Context: Finished this off in bed at the in-laws’
Never read any Balzac but certainly will do again. This is a lovely period piece that gives you a great insight into 19th century rural France.
The characters in this, for such a short novel, are very well developed. You really do start to feel for them in some way. In a similar way to Flaubert’s Bovary, this provincial town has a character of its own too.
The story is one of money and how different people deal with it. Eugenie is daughter to the wealthiest man for miles around but lives in virtual poverty with her mother and a faithful servant. The extent to which her father will go to save money and conceal his wealth is fascinating and tragi-comic all at once.
Balzac keeps you going with some very subtle humour which I appreciated and key events unfolding all the way through. He’s a good storyteller and a philosopher to boot with some very erudite observations about human nature, in particular, which is to be expected of a novel written in 1833, bourgeois tendencies.
All in all, a very good read.
There are houses in certain provincial towns whose aspect inspires melancholy, akin to that called forth by sombre cloisters, dreary moorlands, or the desolation of ruins.
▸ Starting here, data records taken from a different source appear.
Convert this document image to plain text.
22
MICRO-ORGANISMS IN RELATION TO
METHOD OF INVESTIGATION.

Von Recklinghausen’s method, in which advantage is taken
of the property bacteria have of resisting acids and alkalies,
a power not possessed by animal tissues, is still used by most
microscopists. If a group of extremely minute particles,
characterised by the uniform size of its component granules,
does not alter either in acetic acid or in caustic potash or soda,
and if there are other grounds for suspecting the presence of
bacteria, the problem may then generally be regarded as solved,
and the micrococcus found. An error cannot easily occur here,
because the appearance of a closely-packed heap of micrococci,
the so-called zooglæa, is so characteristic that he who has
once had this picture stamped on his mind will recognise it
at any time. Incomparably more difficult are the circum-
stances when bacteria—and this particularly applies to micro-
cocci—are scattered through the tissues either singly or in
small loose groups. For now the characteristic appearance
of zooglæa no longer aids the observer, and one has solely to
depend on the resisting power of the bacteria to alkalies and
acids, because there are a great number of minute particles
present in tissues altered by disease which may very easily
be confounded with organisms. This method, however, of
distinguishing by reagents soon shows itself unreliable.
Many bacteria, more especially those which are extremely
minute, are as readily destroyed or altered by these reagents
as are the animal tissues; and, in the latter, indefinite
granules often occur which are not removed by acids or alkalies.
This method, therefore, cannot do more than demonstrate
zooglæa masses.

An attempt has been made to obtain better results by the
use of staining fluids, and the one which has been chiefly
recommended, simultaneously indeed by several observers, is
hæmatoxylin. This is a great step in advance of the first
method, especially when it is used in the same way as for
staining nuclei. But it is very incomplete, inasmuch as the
It often happens that certain actions of human life seem, literally speaking, improbable, though actual. Is not this because we constantly omit to turn the stream of psychological light upon our impulsive determinations, and fail to explain the subtile reasons, mysteriously conceived in our minds, which impelled them?
Neither la Grande Nanon nor Cornoiller has sufficient mind to understand the corruptions of the world.